[For his Bloggers Wanted essay response, Altum Videtur dreams of a game that is little more than an experiment in social interaction, an area he feels is severely lacking in gaming. Want to see your own words appear on the front page? Get writing! –Mr Andy Dixon]
Given a limitless amount of money and talent, I’d make a new Metroid game.
Given a limitless amount of money and talent under the condition that I cannot use it to make a new Metroid game, my first instinct is to look at the things videogaming as a medium has historically floundered with, and try my utmost to do those well.
High atop the list is human interaction and behavior. Whether through text parsers, pantomimes, lists, dialogue wheels, or occasionally outright murder, the almost-literally limitless range of things a person could possibly say or do to another person has been impossible to accurately account for. And with modern scientists still struggling to fully understand how the human mind functions, replicating such behavior in-real time is the domain of gelatin-soft space magic. So, we resort to familiarly crude approximations, where Cole Phelps might interpret “Doubt” as “I KNOW YOU TORE HIS HEAD OFF YOU MURDEROUS BASTARD, ADMIT IT!”, and medieval shop-owners think nothing of finding their shelves completely empty after that fine young adventurer placed a cauldron over their head.
The cause is simple and obvious, but I will note it anyway: because a person’s range of reactions is so vast and complex, dynamically simulating it in the same way a game handles, say, its physics model, simply cannot be done. Even if a workable method were in place, the processing power required would likely be beyond what our plebeian chipsets are capable of. Consequently, games fake it, providing a few of the most necessary and pertinent reactions (you hit me, I get angry) and reducing dialogue to a slightly more complex rendition of the Choose-Your-Own-Adventure book. And, as these systems tend to find themselves in huge RPGs, the world and cast of characters are often so massive that creating deep and varied conversations and reactionary behaviors would require the kind of disk space and manpower that you couldn’t find in NASA’s wettest dreams.
Because that’s what ignites their rocketry.
So there’s the problem; but how to solve it? One of those facets — impracticality — is an easy fix. My game would contain, let’s say, only five characters, not including the player. Each character would, of course, be as fully deep, dynamic, and fleshed-out as possible, not only so that they are interesting people, but so that I’d have a clear model upon which to base their dialogue, reactions, routines, and so on. The game would take place in a single small location, so that these characters (and the player) could be tied into virtually every potentially interactive piece of the environment.
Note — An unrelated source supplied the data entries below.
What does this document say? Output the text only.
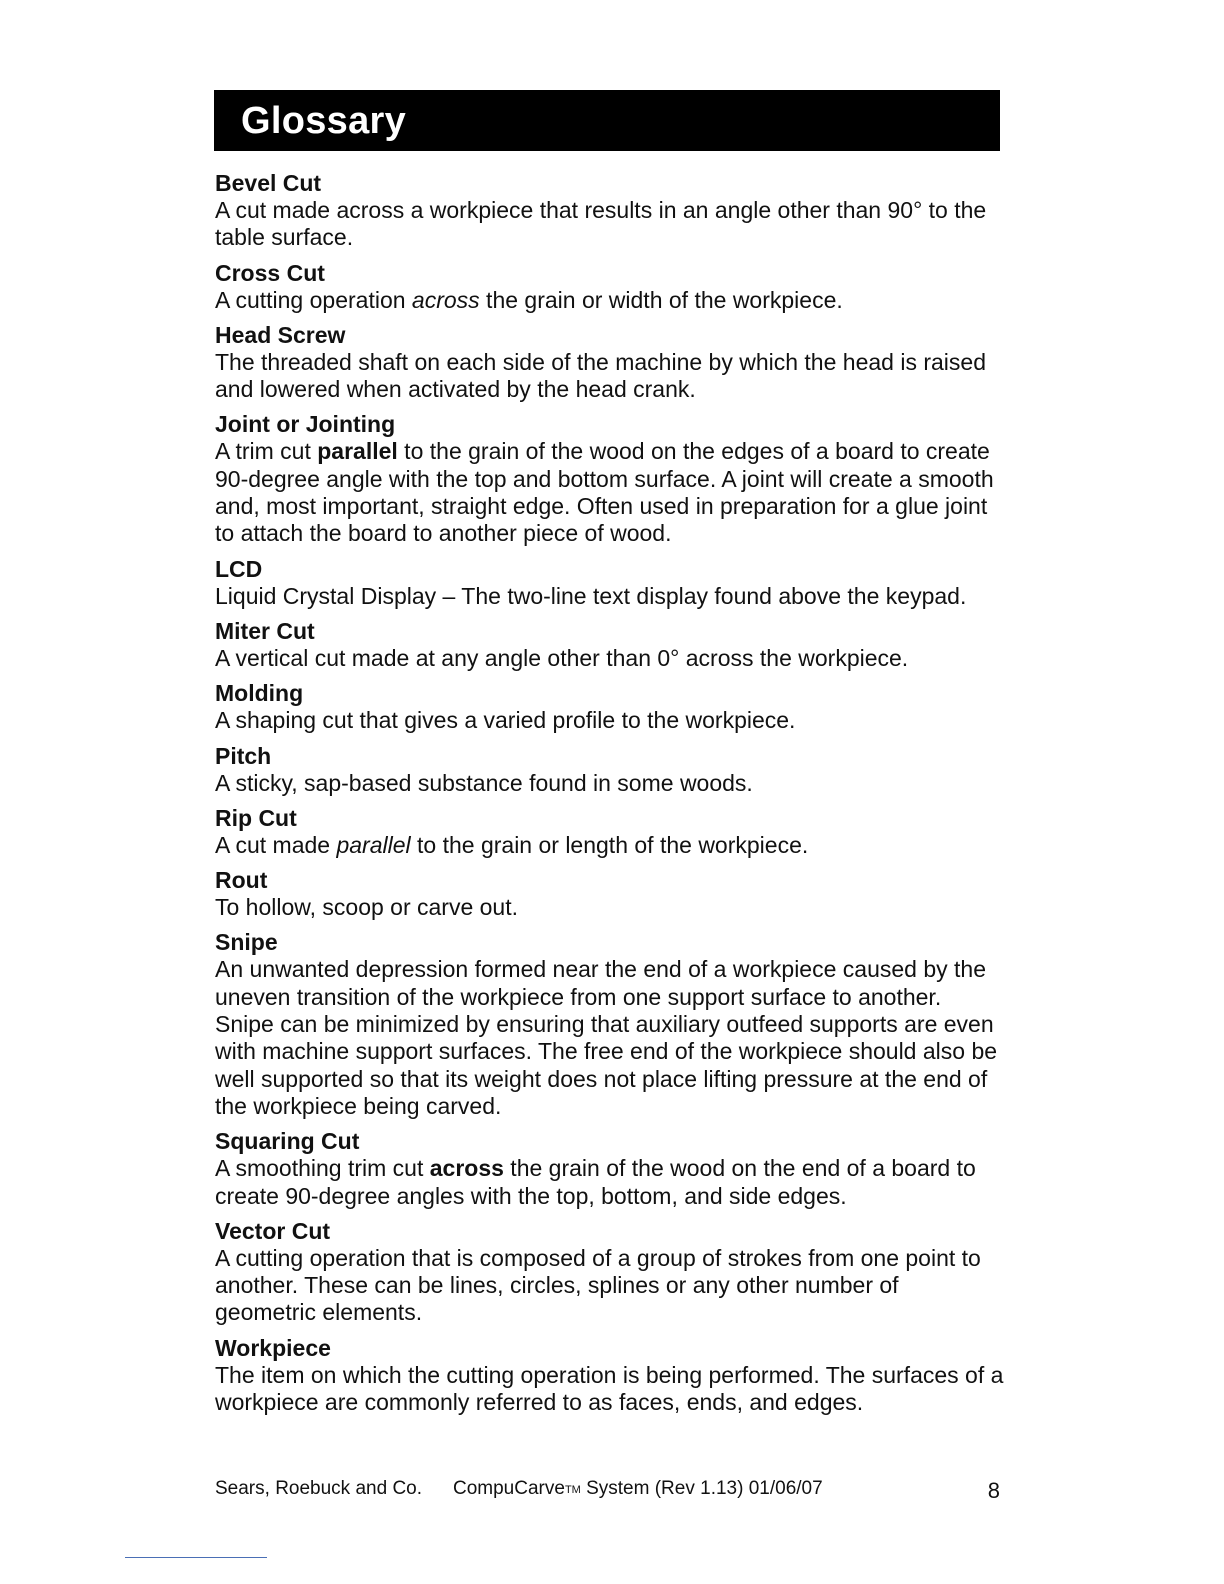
Glossary

Bevel Cut

A cut made across a workpiece that results in an angle other than 90° to the table surface.

Cross Cut

A cutting operation across the grain or width of the workpiece.

Head Screw

The threaded shaft on each side of the machine by which the head is raised and lowered when activated by the head crank.

Joint or Jointing

A trim cut parallel to the grain of the wood on the edges of a board to create 90-degree angle with the top and bottom surface. A joint will create a smooth and, most important, straight edge. Often used in preparation for a glue joint to attach the board to another piece of wood.

LCD

Liquid Crystal Display – The two-line text display found above the keypad.

Miter Cut

A vertical cut made at any angle other than 0° across the workpiece.

Molding

A shaping cut that gives a varied profile to the workpiece.

Pitch

A sticky, sap-based substance found in some woods.

Rip Cut

A cut made parallel to the grain or length of the workpiece.

Rout

To hollow, scoop or carve out.

Snipe

An unwanted depression formed near the end of a workpiece caused by the uneven transition of the workpiece from one support surface to another. Snipe can be minimized by ensuring that auxiliary outfeed supports are even with machine support surfaces. The free end of the workpiece should also be well supported so that its weight does not place lifting pressure at the end of the workpiece being carved.

Squaring Cut

A smoothing trim cut across the grain of the wood on the end of a board to create 90-degree angles with the top, bottom, and side edges.

Vector Cut

A cutting operation that is composed of a group of strokes from one point to another. These can be lines, circles, splines or any other number of geometric elements.

Workpiece

The item on which the cutting operation is being performed. The surfaces of a workpiece are commonly referred to as faces, ends, and edges.

Sears, Roebuck and Co. CompuCarve™ System (Rev 1.13) 01/06/07	8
As for the premise, some sort of post-apocalyptic shelter-like thing comes to mind, like a sealed nuke-bunker on a ruined planet. Or perhaps a tiny spaceship coasting aimlessly through uncharted space. But what of the gameplay? Because the purpose of the game is to try and provide the most deep, varied, and realistic model of human interaction possible, mechanics would be centered around precisely that. The key here is what to “allow” the player to do. The typical method of assigning four keys (or a stick) for movement, the mouse (or another stick) for looking, and a button for “using” can insert itself into quite a few things, but it’s likely there would need to be separate buttons for (at least) using, picking up, using while holding, and speaking in this game. Any finer control (e.g. turning dials) could then be replicated Heavy Rain-style.
Like, the good kind of Heavy Rain. Not ^this kind.
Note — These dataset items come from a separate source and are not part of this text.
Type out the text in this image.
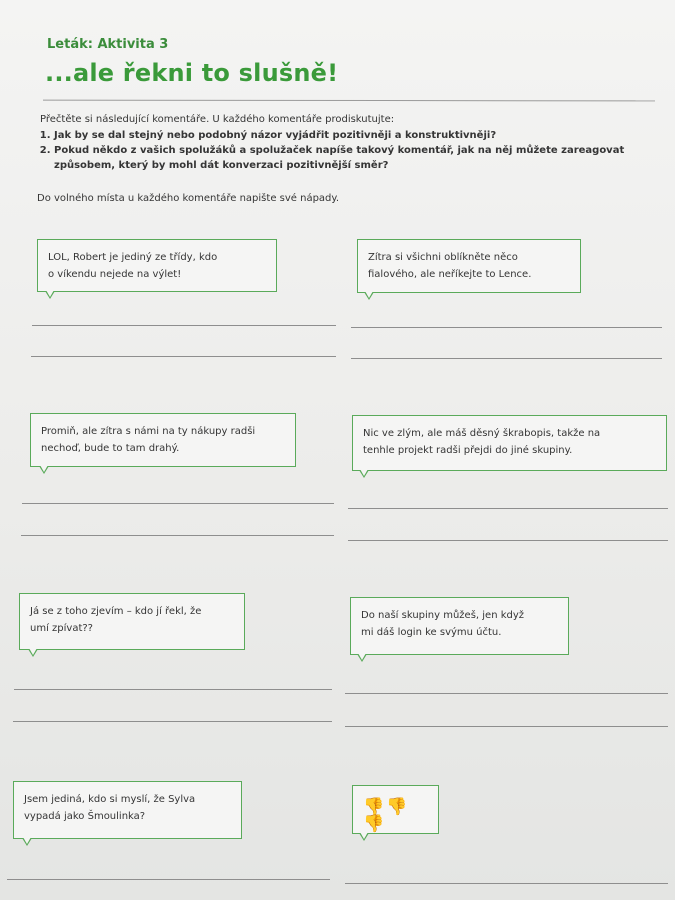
Leták: Aktivita 3
...ale řekni to slušně!

Přečtěte si následující komentáře. U každého komentáře prodiskutujte:

1. Jak by se dal stejný nebo podobný názor vyjádřit pozitivněji a konstruktivněji?
2. Pokud někdo z vašich spolužáků a spolužaček napíše takový komentář, jak na něj můžete zareagovat způsobem, který by mohl dát konverzaci pozitivnější směr?
Do volného místa u každého komentáře napište své nápady.
LOL, Robert je jediný ze třídy, kdo
o víkendu nejede na výlet!
Zítra si všichni oblíkněte něco
fialového, ale neříkejte to Lence.
Promiň, ale zítra s námi na ty nákupy radši
nechoď, bude to tam drahý.
Nic ve zlým, ale máš děsný škrabopis, takže na
tenhle projekt radši přejdi do jiné skupiny.
Já se z toho zjevím – kdo jí řekl, že
umí zpívat??
Do naší skupiny můžeš, jen když
mi dáš login ke svýmu účtu.
Jsem jediná, kdo si myslí, že Sylva
vypadá jako Šmoulinka?	👎👎👎
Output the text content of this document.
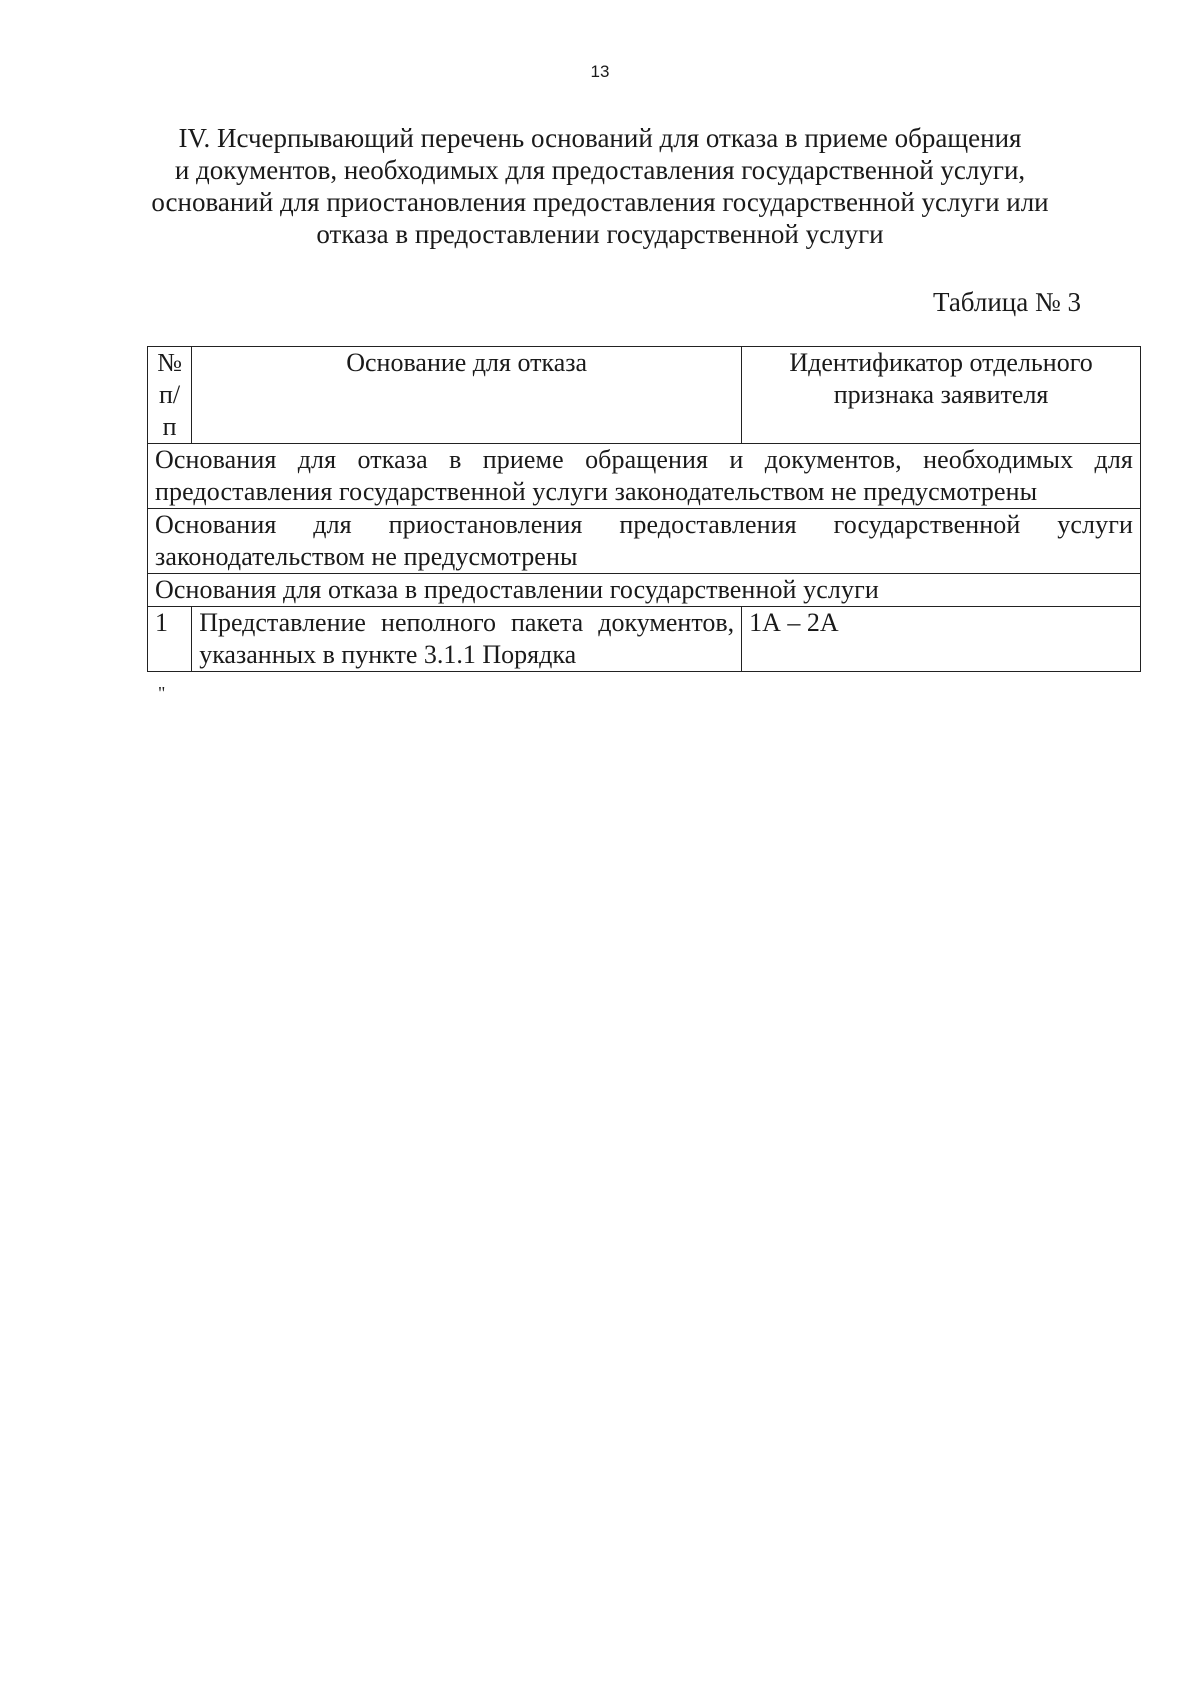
13
IV. Исчерпывающий перечень оснований для отказа в приеме обращения
и документов, необходимых для предоставления государственной услуги,
оснований для приостановления предоставления государственной услуги или
отказа в предоставлении государственной услуги
Таблица № 3
№ п/п	Основание для отказа	Идентификатор отдельного признака заявителя
Основания для отказа в приеме обращения и документов, необходимых для предоставления государственной услуги законодательством не предусмотрены		
Основания для приостановления предоставления государственной услуги законодательством не предусмотрены		
Основания для отказа в предоставлении государственной услуги		
1	Представление неполного пакета документов, указанных в пункте 3.1.1 Порядка	1А – 2А
"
Of course, that “speaking” thing is what poses a little problem, in the same way that this “gravity” thing poses a little problem for men trying to fly off the roof of their house. Again, the range of things even one person could say is practically limitless, and that figure does nothing but multiply exponentially for every new line in a conversation. With (non-supercomputer-powered) language parsers nowhere near “realistic” fidelity, and complex language synthesis equally as out of reach, the game would almost certainly have to use another variation of the dialogue tree model. But here’s how I’d try and make it different.
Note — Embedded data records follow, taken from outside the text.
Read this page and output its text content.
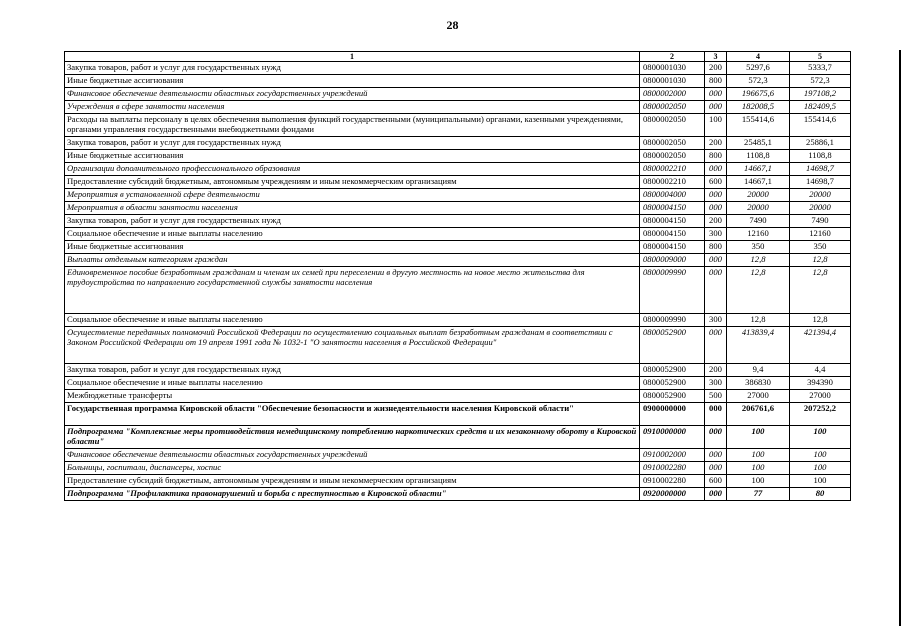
28
1	2	3	4	5
Закупка товаров, работ и услуг для государственных нужд	0800001030	200	5297,6	5333,7
Иные бюджетные ассигнования	0800001030	800	572,3	572,3
Финансовое обеспечение деятельности областных государственных учреждений	0800002000	000	196675,6	197108,2
Учреждения в сфере занятости населения	0800002050	000	182008,5	182409,5
Расходы на выплаты персоналу в целях обеспечения выполнения функций государственными (муниципальными) органами, казенными учреждениями, органами управления государственными внебюджетными фондами	0800002050	100	155414,6	155414,6
Закупка товаров, работ и услуг для государственных нужд	0800002050	200	25485,1	25886,1
Иные бюджетные ассигнования	0800002050	800	1108,8	1108,8
Организации дополнительного профессионального образования	0800002210	000	14667,1	14698,7
Предоставление субсидий бюджетным, автономным учреждениям и иным некоммерческим организациям	0800002210	600	14667,1	14698,7
Мероприятия в установленной сфере деятельности	0800004000	000	20000	20000
Мероприятия в области занятости населения	0800004150	000	20000	20000
Закупка товаров, работ и услуг для государственных нужд	0800004150	200	7490	7490
Социальное обеспечение и иные выплаты населению	0800004150	300	12160	12160
Иные бюджетные ассигнования	0800004150	800	350	350
Выплаты отдельным категориям граждан	0800009000	000	12,8	12,8
Единовременное пособие безработным гражданам и членам их семей при переселении в другую местность на новое место жительства для трудоустройства по направлению государственной службы занятости населения	0800009990	000	12,8	12,8
Социальное обеспечение и иные выплаты населению	0800009990	300	12,8	12,8
Осуществление переданных полномочий Российской Федерации по осуществлению социальных выплат безработным гражданам в соответствии с Законом Российской Федерации от 19 апреля 1991 года № 1032-1 "О занятости населения в Российской Федерации"	0800052900	000	413839,4	421394,4
Закупка товаров, работ и услуг для государственных нужд	0800052900	200	9,4	4,4
Социальное обеспечение и иные выплаты населению	0800052900	300	386830	394390
Межбюджетные трансферты	0800052900	500	27000	27000
Государственная программа Кировской области "Обеспечение безопасности и жизнедеятельности населения Кировской области"	0900000000	000	206761,6	207252,2
Подпрограмма "Комплексные меры противодействия немедицинскому потреблению наркотических средств и их незаконному обороту в Кировской области"	0910000000	000	100	100
Финансовое обеспечение деятельности областных государственных учреждений	0910002000	000	100	100
Больницы, госпитали, диспансеры, хоспис	0910002280	000	100	100
Предоставление субсидий бюджетным, автономным учреждениям и иным некоммерческим организациям	0910002280	600	100	100
Подпрограмма "Профилактика правонарушений и борьба с преступностью в Кировской области"	0920000000	000	77	80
Hypothetical: the player approaches a character from the front. The character (automatically) utters some manner of greeting. Several options appear on-screen, some “default”, some contextual, based on what the player might be carrying. These could manifest as Mass Effect-like “thoughts”, which are then turned into actor-spoken dialogue, or full sentences, which the player would then speak aloud through a microphone. If the player does not select an option, the character might brush you off, or inquire why you’re staring at them. Some of those options would then change to fit the new context. While the character is speaking, dialogue options might pop-up mid-sentence; the player could then interrupt the other character with these, and potentially receive an appropriately irritated response.
This would, of course, require a ton of careful precision and timing, but the key point is that the only real “limit” is time and effort – something the game’s setting (and undoubtedly gargantuan stacks of energy drinks and Chinese take-out) could take the fullest advantage of. After that, the bulk of the effort would consist of more well-worn things: working out a plot, figuring out where to branch it, and creating Skyrim-like routines for each character (which would account for player sabotage).
The only thing left, then, is a title. With none of the usual Title-o-Matic ready-made templates likely to fit (can’t find a place for “War”, “Redemption”, “Chronicles”, etc.), I think it’d be prudent to simply call it what is is: A Social Experiment.